Monday, Apr. 15, 1985
Brazil Medical Saga
WE ARE 134 MILLION PRAYING FOR YOU, TANCREDO, read a banner outside Sao Paulo's Heart Institute. Television broadcasts mixed Easter week religious messages with prayers for President-elect Tancredo Neves, 75. In Neves' home state of Minas Gerais, an archbishop led special prayers at a Mass attended by 10,000 people. Outside the institute, hundreds of Brazilians, some weeping, waited for the latest medical bulletin.
For more than three weeks, Brazil has been in a state of suspended animation, while the life of its President-elect has hung in the balance. Only hours before Neves was to be sworn in on March 15 as Brazil's first civilian President after 21 years of military rule, he had to undergo emergency surgery for diverticulitis, an inflammation of the intestinal tract. The operation appeared to be successful, but Neves soon had to go under the knife again, this time to remove a blockage caused by the first procedure. He seemed on his way to recovery once more, when another problem arose: internal hemorrhaging. He was rushed from the capital, Brasilia, for a third operation, at the Heart Institute of Sao Paulo's Hospital das Clinicas, one of the largest and best-equipped such centers in South America.
Last week the sad cycle of recovery and relapse grew worse. On Tuesday, physicians discovered that Neves was suffering a strangulated hernia, which made him susceptible to a breakdown of tissue. Once again he was operated on. Two days later the physicians discovered that their patient had a new infection in his lungs, which could be fatal. More surgery was performed, this time to drain two abscesses. It was Neves' fifth operation in 21 days.
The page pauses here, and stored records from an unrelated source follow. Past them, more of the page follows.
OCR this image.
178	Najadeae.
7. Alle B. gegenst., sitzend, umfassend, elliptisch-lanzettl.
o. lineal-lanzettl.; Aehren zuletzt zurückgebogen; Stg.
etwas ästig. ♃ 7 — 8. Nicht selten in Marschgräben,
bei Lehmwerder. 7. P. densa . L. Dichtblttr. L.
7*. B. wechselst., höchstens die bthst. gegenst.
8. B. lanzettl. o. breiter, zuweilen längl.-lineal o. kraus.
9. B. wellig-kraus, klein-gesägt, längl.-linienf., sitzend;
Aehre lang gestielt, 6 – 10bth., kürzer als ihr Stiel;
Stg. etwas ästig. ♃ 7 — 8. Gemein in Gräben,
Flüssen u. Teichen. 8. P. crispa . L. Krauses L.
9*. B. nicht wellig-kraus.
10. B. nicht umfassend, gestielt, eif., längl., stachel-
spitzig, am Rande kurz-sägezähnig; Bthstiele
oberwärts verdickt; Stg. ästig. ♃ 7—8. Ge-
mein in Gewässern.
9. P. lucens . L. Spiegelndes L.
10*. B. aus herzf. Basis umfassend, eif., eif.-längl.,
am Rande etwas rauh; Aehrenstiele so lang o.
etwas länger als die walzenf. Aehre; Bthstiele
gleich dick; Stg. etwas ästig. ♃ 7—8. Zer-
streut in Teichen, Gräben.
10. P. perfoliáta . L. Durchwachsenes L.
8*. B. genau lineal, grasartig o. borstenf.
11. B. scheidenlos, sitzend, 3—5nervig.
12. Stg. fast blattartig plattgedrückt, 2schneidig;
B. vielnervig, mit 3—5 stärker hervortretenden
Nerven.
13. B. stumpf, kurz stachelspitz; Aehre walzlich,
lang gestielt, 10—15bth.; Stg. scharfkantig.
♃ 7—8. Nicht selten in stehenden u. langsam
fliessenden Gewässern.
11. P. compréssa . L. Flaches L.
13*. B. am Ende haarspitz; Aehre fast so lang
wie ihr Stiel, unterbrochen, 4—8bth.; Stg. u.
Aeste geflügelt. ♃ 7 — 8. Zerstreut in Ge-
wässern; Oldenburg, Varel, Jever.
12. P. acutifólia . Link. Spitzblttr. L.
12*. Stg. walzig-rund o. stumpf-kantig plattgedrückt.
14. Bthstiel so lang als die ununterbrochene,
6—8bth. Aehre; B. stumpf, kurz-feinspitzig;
As relatives and friends prepared themselves for the worst, Neves began to show signs of growing stronger, and was said by a spokesman to be in stable condition. Said Dr. Henrique Walter Pinotti, chief surgeon: "Tancredo Neves is still alive because of his sheer determination to live."
With the nation's attention centered on the presidential sickbed, Sao Paulo became, in effect, Brazil's second capital. Cabinet ministers and state Governors converged on the hospital to lend support to Neves' family. At the same time, senior government officials reportedly met to decide what to do in the event of the President-elect's death. Vice President Jose Sarney, 54, concluded that he could no longer keep official matters on hold. "I'm going to start wielding my pen," he said after the fourth operation. "Regardless of the respect I have for President Tancredo Neves, the interests of the country are at stake." At week's end the country focused on the question repeatedly asked by Neves at the time of his third operation: "How much longer? How soon is this going to be over?"